Berbanding terbalik dengan permintaan yang melambat, pasokan minyak justru mengalami peningkatan yang lebih cepat. Badan Energi Internasional (IEA) merevisi naik proyeksi pasokan global menjadi 2,5 juta bpd pada 2025 dan 1,9 juta bpd pada 2026. Lonjakan suplai ini didorong oleh berakhirnya pembatasan produksi OPEC+ sebesar 547.000 bpd mulai September 2025, serta peningkatan produksi dari negara-negara non-OPEC seperti AS, Kanada, Brasil, dan Guyana.
IEA bahkan mengeluarkan peringatan serius: ketidakseimbangan yang terjadi, di mana pertumbuhan pasokan tiga kali lebih cepat dari permintaan, berpotensi memicu surplus minyak terbesar dalam sejarah pada tahun 2026. Skenario mengerikan ini hanya dapat dihindari jika terjadi gangguan geopolitik besar, seperti sanksi baru yang menargetkan Rusia atau Iran.
Implikasi dari kondisi global ini tidak terhindarkan merembet ke industri migas domestik Indonesia, yang notabene masih sangat bergantung pada pasokan impor. Axell menyoroti penurunan berkelanjutan dalam produksi minyak mentah Indonesia, yang anjlok dari 772.000 barel per hari pada 2018 menjadi hanya 580.000 bpd pada 2024.

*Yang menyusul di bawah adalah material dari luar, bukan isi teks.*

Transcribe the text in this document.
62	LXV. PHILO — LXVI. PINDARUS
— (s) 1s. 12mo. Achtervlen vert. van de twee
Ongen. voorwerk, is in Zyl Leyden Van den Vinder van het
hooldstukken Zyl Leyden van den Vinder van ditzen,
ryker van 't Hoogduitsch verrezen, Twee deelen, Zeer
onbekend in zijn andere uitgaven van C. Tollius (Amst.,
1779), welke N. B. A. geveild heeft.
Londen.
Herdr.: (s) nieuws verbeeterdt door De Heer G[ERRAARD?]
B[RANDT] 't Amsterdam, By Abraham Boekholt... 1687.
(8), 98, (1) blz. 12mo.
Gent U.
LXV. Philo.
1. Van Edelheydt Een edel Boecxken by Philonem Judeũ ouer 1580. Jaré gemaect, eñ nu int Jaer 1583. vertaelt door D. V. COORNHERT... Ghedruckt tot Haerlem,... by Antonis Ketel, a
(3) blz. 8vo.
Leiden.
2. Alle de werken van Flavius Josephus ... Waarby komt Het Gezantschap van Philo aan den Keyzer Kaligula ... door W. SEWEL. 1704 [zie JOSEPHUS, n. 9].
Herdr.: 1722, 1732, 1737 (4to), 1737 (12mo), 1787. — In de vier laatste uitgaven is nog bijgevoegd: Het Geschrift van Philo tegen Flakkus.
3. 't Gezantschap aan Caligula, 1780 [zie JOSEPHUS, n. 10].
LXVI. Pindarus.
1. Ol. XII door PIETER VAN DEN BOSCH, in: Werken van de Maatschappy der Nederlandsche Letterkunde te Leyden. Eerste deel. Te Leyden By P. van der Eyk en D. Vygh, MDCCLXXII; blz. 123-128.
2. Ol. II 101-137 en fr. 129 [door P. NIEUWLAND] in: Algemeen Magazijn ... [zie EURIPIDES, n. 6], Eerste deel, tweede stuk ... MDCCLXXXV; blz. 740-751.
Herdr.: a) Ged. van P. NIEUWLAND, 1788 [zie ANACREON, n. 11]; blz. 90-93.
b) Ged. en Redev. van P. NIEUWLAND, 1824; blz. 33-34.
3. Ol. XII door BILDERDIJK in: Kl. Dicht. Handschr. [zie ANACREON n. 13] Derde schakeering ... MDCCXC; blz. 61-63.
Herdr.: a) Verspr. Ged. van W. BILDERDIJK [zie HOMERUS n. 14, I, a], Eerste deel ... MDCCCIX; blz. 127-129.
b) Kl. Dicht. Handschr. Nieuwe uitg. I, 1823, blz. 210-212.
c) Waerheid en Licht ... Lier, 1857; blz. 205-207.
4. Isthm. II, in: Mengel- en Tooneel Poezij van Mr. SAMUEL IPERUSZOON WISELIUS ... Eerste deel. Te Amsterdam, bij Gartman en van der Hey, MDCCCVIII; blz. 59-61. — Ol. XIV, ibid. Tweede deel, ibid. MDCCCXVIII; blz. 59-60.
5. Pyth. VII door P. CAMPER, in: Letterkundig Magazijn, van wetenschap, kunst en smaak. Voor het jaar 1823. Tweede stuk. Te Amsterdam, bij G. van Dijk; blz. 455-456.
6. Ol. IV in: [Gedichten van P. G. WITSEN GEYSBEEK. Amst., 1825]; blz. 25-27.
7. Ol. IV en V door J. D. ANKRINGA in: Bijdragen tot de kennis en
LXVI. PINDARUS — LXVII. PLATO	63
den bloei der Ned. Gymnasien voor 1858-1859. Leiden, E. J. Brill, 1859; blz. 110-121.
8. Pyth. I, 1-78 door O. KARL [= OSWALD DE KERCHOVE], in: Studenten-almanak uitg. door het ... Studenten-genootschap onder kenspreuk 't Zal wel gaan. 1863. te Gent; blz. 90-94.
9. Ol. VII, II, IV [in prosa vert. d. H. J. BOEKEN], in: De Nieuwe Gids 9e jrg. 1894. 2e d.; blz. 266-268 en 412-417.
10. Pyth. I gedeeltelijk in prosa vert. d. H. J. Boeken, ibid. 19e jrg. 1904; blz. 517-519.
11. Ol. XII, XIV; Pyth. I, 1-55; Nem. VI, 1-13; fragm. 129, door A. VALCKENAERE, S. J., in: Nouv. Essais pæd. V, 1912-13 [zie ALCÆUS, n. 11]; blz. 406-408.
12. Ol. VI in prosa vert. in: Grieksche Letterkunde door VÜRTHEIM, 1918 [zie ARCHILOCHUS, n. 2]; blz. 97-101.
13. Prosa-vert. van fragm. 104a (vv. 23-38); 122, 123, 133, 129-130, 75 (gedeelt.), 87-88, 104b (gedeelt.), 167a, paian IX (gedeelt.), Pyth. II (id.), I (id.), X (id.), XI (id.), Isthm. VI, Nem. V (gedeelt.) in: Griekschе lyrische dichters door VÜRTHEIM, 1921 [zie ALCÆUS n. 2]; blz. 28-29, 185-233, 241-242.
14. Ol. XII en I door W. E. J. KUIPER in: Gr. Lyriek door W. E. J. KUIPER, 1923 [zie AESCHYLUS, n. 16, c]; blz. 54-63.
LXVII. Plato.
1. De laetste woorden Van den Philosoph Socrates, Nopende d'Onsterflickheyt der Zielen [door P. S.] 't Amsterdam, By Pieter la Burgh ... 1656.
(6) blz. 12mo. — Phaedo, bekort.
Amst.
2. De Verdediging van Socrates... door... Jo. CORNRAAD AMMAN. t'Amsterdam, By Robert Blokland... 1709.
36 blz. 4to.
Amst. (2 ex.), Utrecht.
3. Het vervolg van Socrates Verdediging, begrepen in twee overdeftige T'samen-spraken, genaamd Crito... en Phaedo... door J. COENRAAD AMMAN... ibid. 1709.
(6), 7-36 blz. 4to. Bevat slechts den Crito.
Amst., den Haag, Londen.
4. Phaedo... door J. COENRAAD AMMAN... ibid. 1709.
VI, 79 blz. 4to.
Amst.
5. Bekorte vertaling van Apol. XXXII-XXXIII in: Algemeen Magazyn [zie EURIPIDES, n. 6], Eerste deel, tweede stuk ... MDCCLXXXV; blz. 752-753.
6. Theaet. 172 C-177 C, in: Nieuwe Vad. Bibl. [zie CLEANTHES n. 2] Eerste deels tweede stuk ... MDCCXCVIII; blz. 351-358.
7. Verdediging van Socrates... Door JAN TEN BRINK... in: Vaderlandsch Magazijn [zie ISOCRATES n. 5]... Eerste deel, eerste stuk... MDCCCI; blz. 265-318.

Tekanan pada pasar minyak Indonesia kian terasa akibat produksi yang belum mampu mengimbangi terus meningkatnya permintaan domestik, memaksa negara untuk semakin mengandalkan impor untuk memenuhi kebutuhannya.
Disclaimer: berita ini tidak bertujuan mengajak membeli atau menjual saham. Keputusan investasi sepenuhnya ada di tangan pembaca. Bisnis.com tidak bertanggung jawab terhadap segala kerugian maupun keuntungan yang timbul dari keputusan investasi pembaca.